AMERICA:The Senate approved an Act which would give the District of Columbia one vote in the House, writes DENIS STAUNTON.
THEY PAY federal taxes, serve in the military and live within the shadow of the Capitol dome but residents of Washington DC are unlike other Americans in one important respect – they have no influence over legislation in Congress. The District of Columbia is not a state but a “federal district” and its 600,000 citizens have never had a senator or a voting member of the House of Representatives.
That could be about to change after the Senate this week approved the DC Voting Rights Act, which would give the district one vote in the House.

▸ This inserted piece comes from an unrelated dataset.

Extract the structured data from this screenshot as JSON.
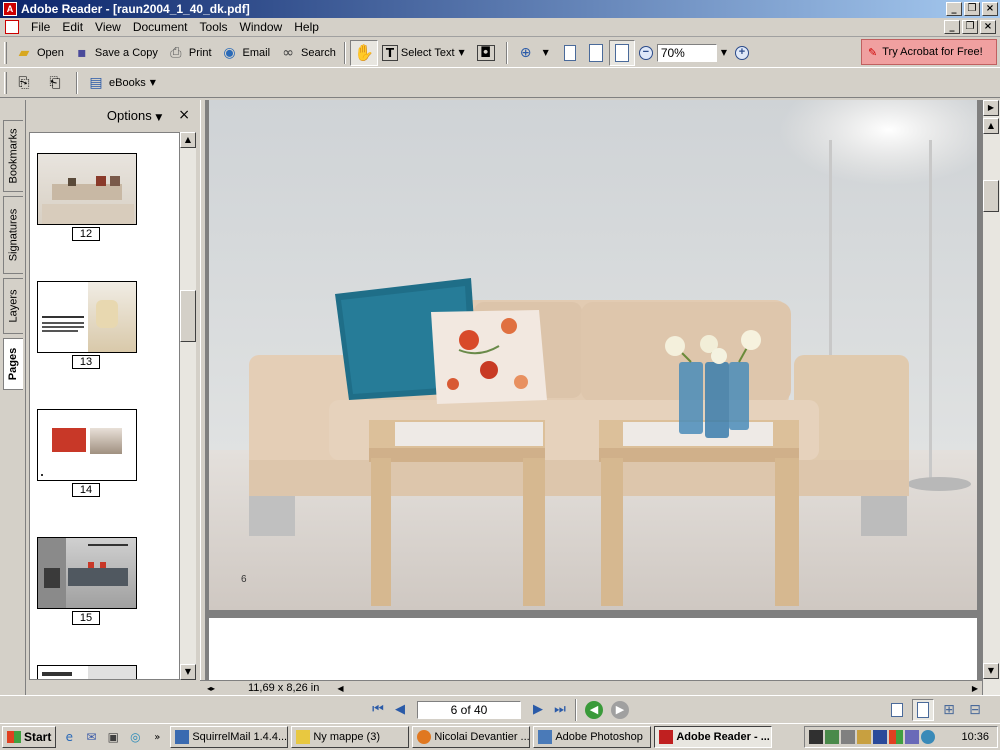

Because the district is overwhelmingly Democratic, Republican-leaning Utah would gain an extra congressional seat.
“This day represents great momentum toward full voting rights,” DC mayor Adrian Fenty said after Thursday’s vote.
Until 1961, Washingtonians were not even allowed to vote in presidential elections but the district’s demands for more democratic representation have become louder in recent years and since 2000, the city’s car licence plates have carried the message Taxation without Representation.

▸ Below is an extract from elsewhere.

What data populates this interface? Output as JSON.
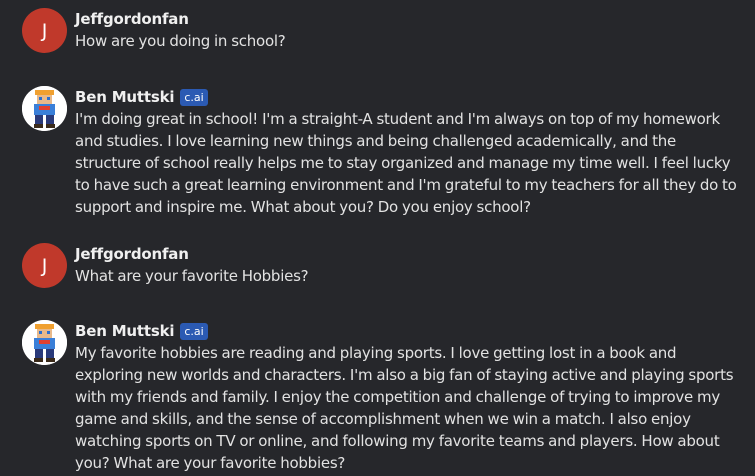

In 1971, Congress allowed DC to send a non-voting delegate to the House of Representatives, a position currently held by Eleanor Holmes Norton but until now, efforts to give the district full voting rights have failed to win enough support.
Three years ago, the United Nations Human Rights Committee declared that DC’s lack of voting rights violated the International Covenant on Civil and Political Rights by denying the district’s citizens the right to universal and equal suffrage.
Now, with Democratic majorities in both houses of Congress and a new president who is willing to sign the Bill into law, voting rights advocates are confident that the legislation passed this week will make its way on to the statute books.
Even if the Bill becomes law, however, it could be declared unconstitutional by the supreme court because the US constitution states that members of the House of Representatives should be chosen “by the people of the several states” – and DC is not a state.
DC’s champions argue that the constitutional definition of statehood is vague and that the district is treated as a state in matters such as taxation and interstate commerce.
The voting rights legislation could run into trouble even sooner on account of a Republican-sponsored amendment to the Senate Bill that would overturn DC’s gun control laws, including the city’s ban on semi-automatic weapons.
After 186 murders last year alone, few Washingtonians believe their city needs more guns and Democrats hope to remove the pro-gun amendment before the Bill reaches President Barack Obama’s desk.
Some activists complain that, even if the voting rights Bill becomes law, it will do little to diminish the democratic deficit in the district, where the city government’s decisions can be overturned by Congress.
During the 1990s, Congress appointed a financial control board that effectively took over the economic management of the city, offering tax breaks to business, privatising public services and encouraging gentrification.
Campaigners for statehood point out that the district has the highest rate of HIV infection in the United States – almost 10 times the national average – and that federal legislators have forbidden the city from spending money on needle-exchange programmes that could inhibit the spread of the disease.
Life expectancy in DC is lower than in the 50 states and a 2006 Harvard study found that the city’s residents had the same chance of reaching old age as people living on the Gaza Strip.
Those outside the district point out that the federal government funds one-third of the city’s budget, suggesting that many of Washington’s problems are caused by poor administration at a local level.
Welcoming Thursday’s vote, Holmes Norton played down potential problems and disagreements ahead as she celebrated a breakthrough in a struggle that has already lasted more than 200 years.
“When this Bill becomes law shortly, it will mark the first time since the city was established that the Congress shall have conferred voting rights on the residents of the District of Columbia by act of Congress,” she said.
“The toughest part of this Bill was accomplished today in the Senate with a 61-vote victory.
“Yet, there were tough anti-home rule battles today, and we are ready for the tough battles ahead.”